【こんな症例も治ります シリーズ 345】 ネコちゃんの甲状腺機能亢進症も 適切な診断と治療でコントロールします

左のイラストは、正常な心臓の断面です。 真ん中は、肥大型心筋症です。 右は、大動脈への血流が塞がれている心筋症のタイプです。 最近は、左のタイプが増えています。

 

参照サイト:

https://bit.ly/37tVDUv

 

 

猫 17歳11ヵ月 オス(去勢手術済)

【 夜鳴きがひどく、鳴き声がとにかくでかい 】というネコちゃんです。

■ 問診していくうちにこのネコちゃんの場合、甲状腺機能亢進症という病気が背景にあるのではないか、と強く疑われたため、全身の血液検査と、甲状腺ホルモンを測定する血液検査をさせていただきました。
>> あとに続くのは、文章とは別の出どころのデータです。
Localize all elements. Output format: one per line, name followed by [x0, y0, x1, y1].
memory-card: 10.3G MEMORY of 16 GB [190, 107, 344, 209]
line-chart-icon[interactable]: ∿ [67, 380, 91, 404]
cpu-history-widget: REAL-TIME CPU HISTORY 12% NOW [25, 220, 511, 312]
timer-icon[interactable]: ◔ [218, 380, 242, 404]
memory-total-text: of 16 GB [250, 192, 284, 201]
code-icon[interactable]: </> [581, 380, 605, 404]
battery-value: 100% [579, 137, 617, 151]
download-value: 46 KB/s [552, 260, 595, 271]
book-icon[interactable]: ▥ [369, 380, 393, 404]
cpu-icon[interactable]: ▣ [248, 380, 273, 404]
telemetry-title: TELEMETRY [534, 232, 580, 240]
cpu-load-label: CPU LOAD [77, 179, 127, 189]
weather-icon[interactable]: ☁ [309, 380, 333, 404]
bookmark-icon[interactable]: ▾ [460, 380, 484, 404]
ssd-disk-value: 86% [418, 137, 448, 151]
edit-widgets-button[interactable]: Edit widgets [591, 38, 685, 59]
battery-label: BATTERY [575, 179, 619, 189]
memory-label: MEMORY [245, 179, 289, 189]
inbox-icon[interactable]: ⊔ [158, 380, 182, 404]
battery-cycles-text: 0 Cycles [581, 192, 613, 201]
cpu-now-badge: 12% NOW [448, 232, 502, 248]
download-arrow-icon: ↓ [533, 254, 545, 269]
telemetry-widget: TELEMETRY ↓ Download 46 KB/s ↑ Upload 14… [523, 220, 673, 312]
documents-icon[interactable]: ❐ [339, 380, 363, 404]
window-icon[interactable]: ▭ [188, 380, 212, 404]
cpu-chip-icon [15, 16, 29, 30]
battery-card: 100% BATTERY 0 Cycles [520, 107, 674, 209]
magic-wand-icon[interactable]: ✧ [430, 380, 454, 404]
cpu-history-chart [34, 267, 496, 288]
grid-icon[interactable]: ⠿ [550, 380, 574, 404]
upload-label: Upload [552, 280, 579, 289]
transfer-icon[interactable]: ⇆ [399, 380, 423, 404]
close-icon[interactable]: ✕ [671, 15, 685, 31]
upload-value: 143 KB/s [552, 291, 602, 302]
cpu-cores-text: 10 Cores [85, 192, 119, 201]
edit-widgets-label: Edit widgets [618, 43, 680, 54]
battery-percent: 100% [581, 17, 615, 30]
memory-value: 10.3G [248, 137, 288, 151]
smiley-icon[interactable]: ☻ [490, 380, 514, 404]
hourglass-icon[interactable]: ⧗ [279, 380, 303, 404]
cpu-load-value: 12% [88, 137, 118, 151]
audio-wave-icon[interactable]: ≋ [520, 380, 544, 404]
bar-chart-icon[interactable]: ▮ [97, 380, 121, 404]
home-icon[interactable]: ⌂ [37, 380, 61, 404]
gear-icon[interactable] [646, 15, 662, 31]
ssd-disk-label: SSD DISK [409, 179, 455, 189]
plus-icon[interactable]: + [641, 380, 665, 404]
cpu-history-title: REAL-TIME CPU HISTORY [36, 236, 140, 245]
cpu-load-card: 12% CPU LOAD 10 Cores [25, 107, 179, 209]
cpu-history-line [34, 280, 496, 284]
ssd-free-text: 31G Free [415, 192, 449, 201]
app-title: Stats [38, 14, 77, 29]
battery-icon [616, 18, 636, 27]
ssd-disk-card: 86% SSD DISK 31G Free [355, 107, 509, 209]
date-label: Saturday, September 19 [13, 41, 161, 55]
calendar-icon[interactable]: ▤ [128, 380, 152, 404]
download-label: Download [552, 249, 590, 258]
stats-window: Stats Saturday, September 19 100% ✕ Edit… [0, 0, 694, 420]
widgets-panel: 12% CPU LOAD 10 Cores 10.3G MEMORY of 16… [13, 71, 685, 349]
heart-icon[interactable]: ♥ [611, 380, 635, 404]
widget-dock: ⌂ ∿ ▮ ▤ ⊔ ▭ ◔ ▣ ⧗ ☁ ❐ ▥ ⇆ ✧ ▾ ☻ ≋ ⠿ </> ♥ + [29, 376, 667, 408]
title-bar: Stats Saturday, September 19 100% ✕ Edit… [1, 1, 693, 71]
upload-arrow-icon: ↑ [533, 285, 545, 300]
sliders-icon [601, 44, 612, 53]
■ 検査の結果、甲状腺ホルモンの数値が正常値の2倍以上高くなっていたため、甲状腺機能亢進症と判断し、治療を開始しました。

■ 治療を開始してからは夜鳴きも声の大きさも元に戻ったとのことです。

その後は経過観察として、定期的に甲状腺の数値を測定させて頂いております。

診察に来ていただく度に元気な姿を見せてくれて、とても嬉しいです(*^_^*)

■ 【甲状腺機能亢進症】とは、高齢のネコちゃんにとても多い病気の一つです。

甲状腺から出るホルモンが身体の代謝を必要以上に活性化してしまうことにより、

  • 食べるのに痩せてしまう

  • 興奮しやすくなってしまう

  • 多飲多尿

  • 消化器症状(下痢、嘔吐)

  • 夜鳴きがひどい、声が大きい

等の症状がでてきてしまいます。

■ また、ひどくなると、全身に血液を送るポンプのような働きをしている心臓の筋肉が肥大してしまい、全身の血液循環が悪くなった結果、血管に血栓ができてしまうこともある非常に怖い病気です。

■ 猫ちゃんの生活にいつもと変化が見られたら、早めに受診されてください。